Dizem por aqui, Senhor, que desde que começou a se pensar melhor no significado de Colombo descortinando a América em 1492, que a palavra descobrimento aqui em muito em voga nas comemorações que deveriam limitar-se a celebrações, seria coisa de etnocentrismo, a visão do colonizador sobre os colonizados. Bem sei que não caberia a vós, em sua carta elegantemente escrita (sabia que ela ficou trancada mais de duzentos anos, foi publicada somente em 1817 e é chamada por alguns de nossa certidão de nascimento?), falar em desembarque ou talvez invasão, até porque as navegações de vosso tempo estavam a estabelecer um novo marco na civilização. Um poeta de vossa terra, Fernando Pessoa, a propósito homenageou aqueles que se lançavam ao mar desconhecido com um poema que começa assim: Deus que, o homem sonha, a obra nasce. Deus quis que a terra fosse toda uma/ Que o mar unisse, já não separasse/ Sagrou-se, e foste desvendado a espuma. Bem sabemos, Senhor, que quando aqui chegaste vigoravam do outro lado do Atlântico as Ordenações Afonsinas, mas em 1503 teríamos as Ordenações Manuelinas, precursoras das Ordenações Filipinas, que trariam em seu livro V a legislação penal. Não aprendemos ainda, Senhor, a propósito o que melhor fazer em legislação e muito menos para fazer cumpri-las. Falaste em vossa carta que vosso capitão, Cabral, deu à nossa terra o nome de Vera Cruz mas El Rei Manoel achou por bem mudar para Terra de Santa Cruz, porque vera, verdadeira na língua-mãe, somente a cruz de Cristo, o ressurreto, cuja vitória sobre a morte comemoramos hoje neste domingo de Páscoa.

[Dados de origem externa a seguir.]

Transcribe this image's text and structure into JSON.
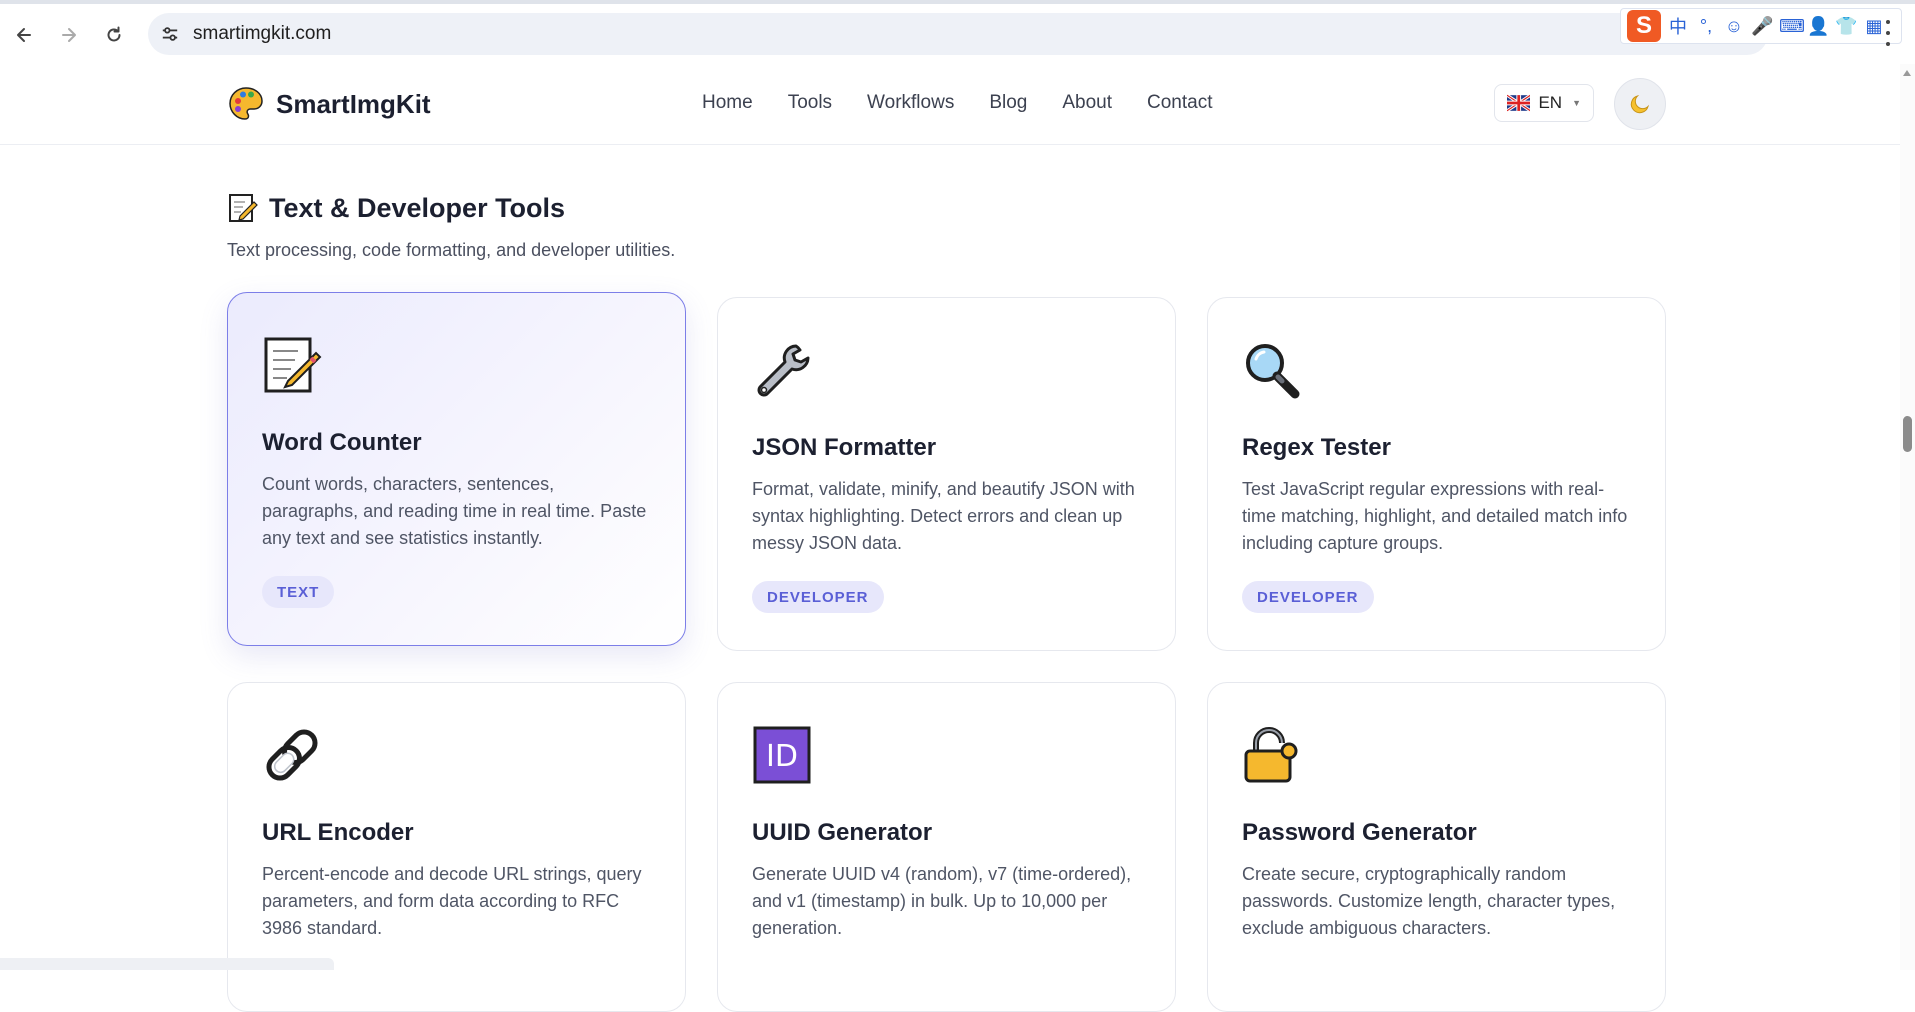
{
  "browser": {
    "url": "smartimgkit.com",
    "ime_logo": "S",
    "ime_items": [
      "中",
      "°,",
      "☺",
      "🎤",
      "⌨",
      "👤",
      "👕",
      "▦"
    ]
  },
  "header": {
    "brand": "SmartImgKit",
    "nav": [
      "Home",
      "Tools",
      "Workflows",
      "Blog",
      "About",
      "Contact"
    ],
    "language": "EN"
  },
  "section": {
    "title": "Text & Developer Tools",
    "description": "Text processing, code formatting, and developer utilities."
  },
  "cards": [
    {
      "icon": "memo-icon",
      "title": "Word Counter",
      "description": "Count words, characters, sentences, paragraphs, and reading time in real time. Paste any text and see statistics instantly.",
      "tag": "TEXT"
    },
    {
      "icon": "wrench-icon",
      "title": "JSON Formatter",
      "description": "Format, validate, minify, and beautify JSON with syntax highlighting. Detect errors and clean up messy JSON data.",
      "tag": "DEVELOPER"
    },
    {
      "icon": "magnifier-icon",
      "title": "Regex Tester",
      "description": "Test JavaScript regular expressions with real-time matching, highlight, and detailed match info including capture groups.",
      "tag": "DEVELOPER"
    },
    {
      "icon": "link-icon",
      "title": "URL Encoder",
      "description": "Percent-encode and decode URL strings, query parameters, and form data according to RFC 3986 standard.",
      "tag": ""
    },
    {
      "icon": "id-icon",
      "title": "UUID Generator",
      "description": "Generate UUID v4 (random), v7 (time-ordered), and v1 (timestamp) in bulk. Up to 10,000 per generation.",
      "tag": "",
      "icon_text": "ID"
    },
    {
      "icon": "lock-icon",
      "title": "Password Generator",
      "description": "Create secure, cryptographically random passwords. Customize length, character types, exclude ambiguous characters.",
      "tag": ""
    }
  ],
  "colors": {
    "accent": "#5a5fd6",
    "tag_bg": "#e7e7fb",
    "active_border": "#7c7ee8"
  }
}
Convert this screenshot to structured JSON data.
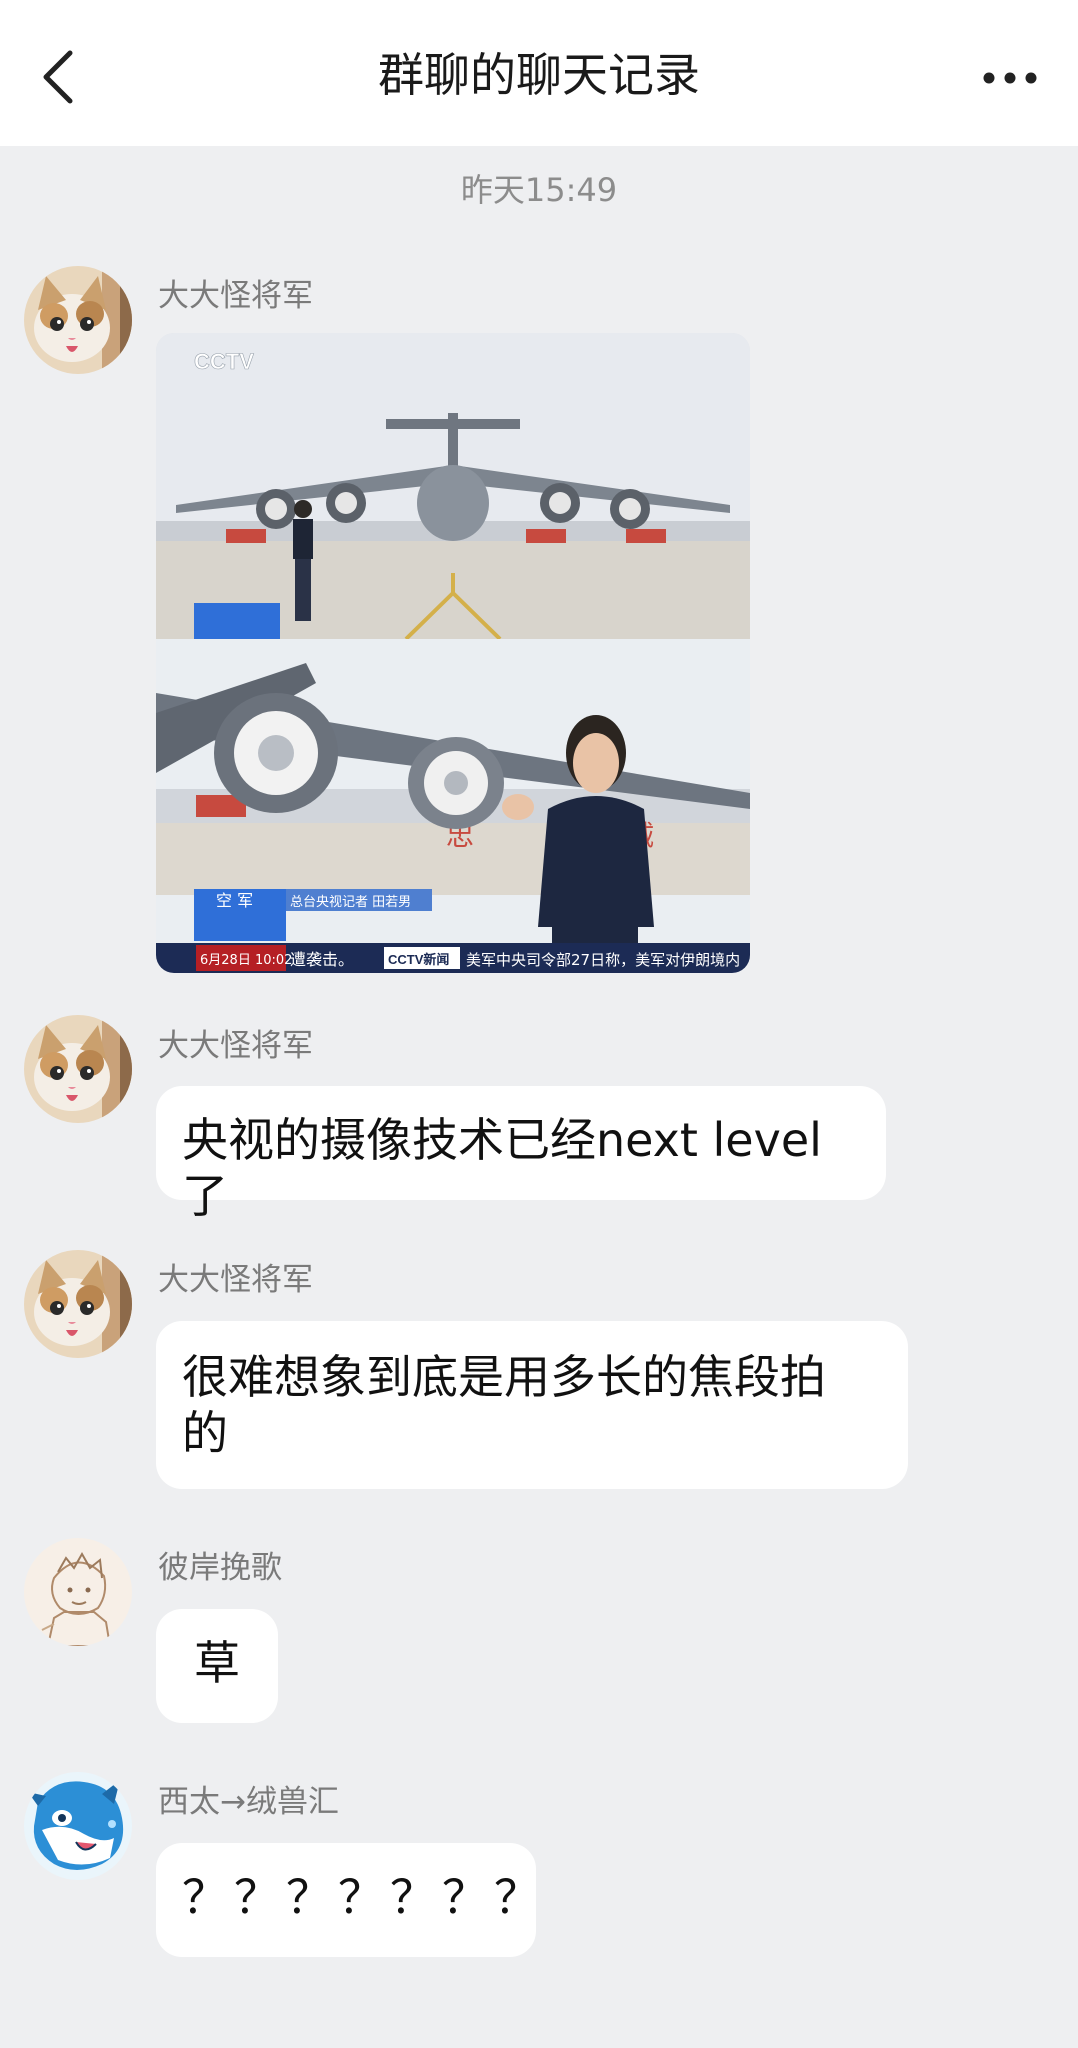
{
  "header": {
    "title": "群聊的聊天记录"
  },
  "timestamp": "昨天15:49",
  "photo_overlay": {
    "channel_top": "CCTV",
    "channel_sub": "新闻",
    "banner_word_left": "忠",
    "banner_word_right": "诚",
    "caption_name": "总台央视记者 田若男",
    "caption_tag": "空 军",
    "ticker_date": "6月28日 10:02",
    "ticker_text_left": "遭袭击。",
    "ticker_brand": "CCTV新闻",
    "ticker_text_right": "美军中央司令部27日称，美军对伊朗境内"
  },
  "messages": [
    {
      "sender": "大大怪将军",
      "type": "image"
    },
    {
      "sender": "大大怪将军",
      "text": "央视的摄像技术已经next level了"
    },
    {
      "sender": "大大怪将军",
      "text_line1": "很难想象到底是用多长的焦段拍",
      "text_line2": "的"
    },
    {
      "sender": "彼岸挽歌",
      "text": "草"
    },
    {
      "sender": "西太→绒兽汇",
      "text": "？？？？？？？"
    }
  ],
  "colors": {
    "background": "#eeeff1",
    "header": "#ffffff",
    "bubble": "#ffffff"
  }
}
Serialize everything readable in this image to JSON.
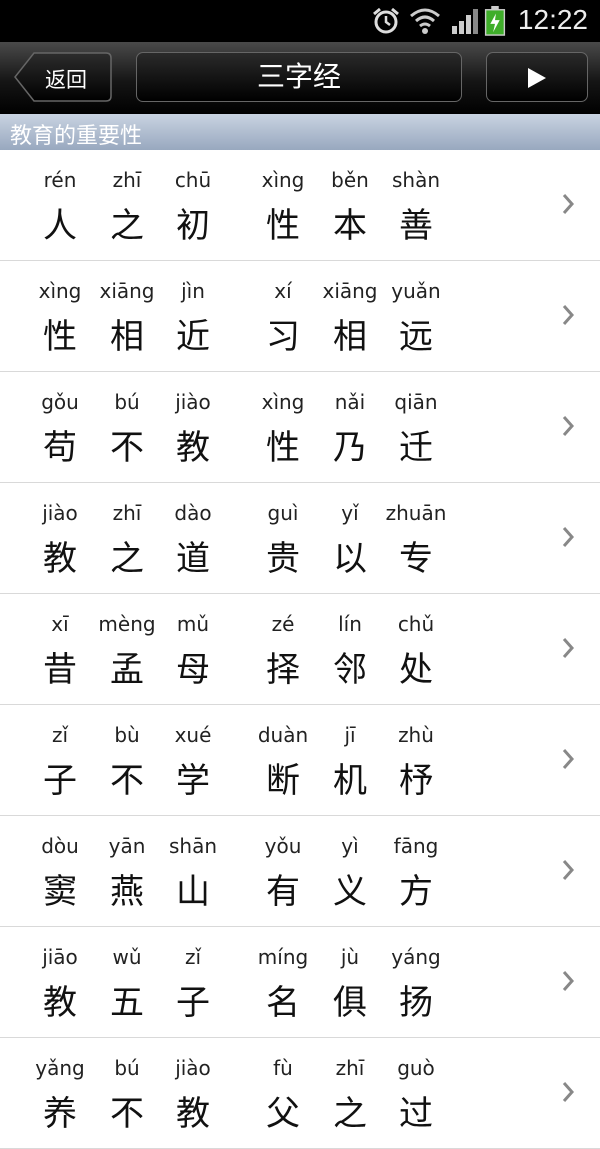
{
  "status_bar": {
    "time": "12:22",
    "icons": [
      "alarm-icon",
      "wifi-icon",
      "signal-icon",
      "battery-charging-icon"
    ]
  },
  "nav": {
    "back_label": "返回",
    "title": "三字经",
    "play_icon": "play-icon"
  },
  "section": {
    "title": "教育的重要性"
  },
  "rows": [
    [
      [
        "rén",
        "人"
      ],
      [
        "zhī",
        "之"
      ],
      [
        "chū",
        "初"
      ],
      [
        "xìng",
        "性"
      ],
      [
        "běn",
        "本"
      ],
      [
        "shàn",
        "善"
      ]
    ],
    [
      [
        "xìng",
        "性"
      ],
      [
        "xiāng",
        "相"
      ],
      [
        "jìn",
        "近"
      ],
      [
        "xí",
        "习"
      ],
      [
        "xiāng",
        "相"
      ],
      [
        "yuǎn",
        "远"
      ]
    ],
    [
      [
        "gǒu",
        "苟"
      ],
      [
        "bú",
        "不"
      ],
      [
        "jiào",
        "教"
      ],
      [
        "xìng",
        "性"
      ],
      [
        "nǎi",
        "乃"
      ],
      [
        "qiān",
        "迁"
      ]
    ],
    [
      [
        "jiào",
        "教"
      ],
      [
        "zhī",
        "之"
      ],
      [
        "dào",
        "道"
      ],
      [
        "guì",
        "贵"
      ],
      [
        "yǐ",
        "以"
      ],
      [
        "zhuān",
        "专"
      ]
    ],
    [
      [
        "xī",
        "昔"
      ],
      [
        "mèng",
        "孟"
      ],
      [
        "mǔ",
        "母"
      ],
      [
        "zé",
        "择"
      ],
      [
        "lín",
        "邻"
      ],
      [
        "chǔ",
        "处"
      ]
    ],
    [
      [
        "zǐ",
        "子"
      ],
      [
        "bù",
        "不"
      ],
      [
        "xué",
        "学"
      ],
      [
        "duàn",
        "断"
      ],
      [
        "jī",
        "机"
      ],
      [
        "zhù",
        "杼"
      ]
    ],
    [
      [
        "dòu",
        "窦"
      ],
      [
        "yān",
        "燕"
      ],
      [
        "shān",
        "山"
      ],
      [
        "yǒu",
        "有"
      ],
      [
        "yì",
        "义"
      ],
      [
        "fāng",
        "方"
      ]
    ],
    [
      [
        "jiāo",
        "教"
      ],
      [
        "wǔ",
        "五"
      ],
      [
        "zǐ",
        "子"
      ],
      [
        "míng",
        "名"
      ],
      [
        "jù",
        "俱"
      ],
      [
        "yáng",
        "扬"
      ]
    ],
    [
      [
        "yǎng",
        "养"
      ],
      [
        "bú",
        "不"
      ],
      [
        "jiào",
        "教"
      ],
      [
        "fù",
        "父"
      ],
      [
        "zhī",
        "之"
      ],
      [
        "guò",
        "过"
      ]
    ]
  ]
}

Agiu bem, Sua Majestade, e ainda hoje, Senhor, em nossa terra, muitos adultos induzem os infantes a pensar que tudo isso não passa de ovos de chocolate.
Disseste em vossa carta que nossos primeiros habitantes andavam inocentes, expondo suas vergonhas. Nisto, Senhor, estabeleceu-se diferença: hoje por aqui muitos andam culpados, sem vergonha na cara pelos atos praticados, lesivos ao semelhante e ao Estado. Criamos um código de relações entre uns com os outros, ao qual chamamos de leis, mas esta só alcançam os infelizes como os degredados de vosso tempo. Aliás, Senhor, sua preocupação, escrita ao final, de maneira sutil, suplicando por um deles, o vosso genro Jorge Osório, recebeu mercê de sua Alteza.
Mas acontece, Senhor, que nestas terras, hoje Brasil, as capitanias, prosseguem hereditárias e não se pára e pensa que Fernando de Noronha bem poderia ser nomeado patrono da exploração de nossas riquezas. Sou obrigado a concordar que muita coisa não mudou: aqueles dois grumetes que por aqui ficaram viraram símbolo de nossos adolescentes jogadas pelas ruas e sarjetas das vilas. Fico a pensar que aqueles juvenis preferiram fugir da embarcação e ficar no desconhecido é porque as coisas não haveriam de estar muito bem para o lado deles parece que esse negócio de exploração de menor entre nós é mesmo coisa do passado e do presente. Mas o que não poderias imaginar, é que aquela gente que encontraste aqui, e que disseste parecem muito mais nossos amigos que nós seus, foi reduzida de 5 milhões para 300 mil almas. Trouxemos milhões de outros homens, negros, para trabalhar aqui, com tamanha truculência que nosso jovem poeta Castro Alves chegou a pedir, em versos que Colombo fechasse a porta dos mares.
Senhor, por aqui não aprendemos ainda a viver sem matar, sem roubar, sem corromper, sem tergiversar, sem traficar, sem ignorar lições preciosas da ética e, pior, misturamos esse danoso caldo estrutural aos nossos costumes. Nosso País, ainda sonha em ser Nação, tem muito de encoberto, e os 500 anos estão dando margens a controvérsias. Mas isso, Senhor, já são outros quinhentos. Cinco séculos depois, lamentando o vosso desaparecimento meses após escrever a vossa carta, naquele infortúnio de Calicute, registramos nossos cumprimentos enviados deste Paraná, do guarani semelhante ao mar, ex-comarca da antiga vila de Piratininga.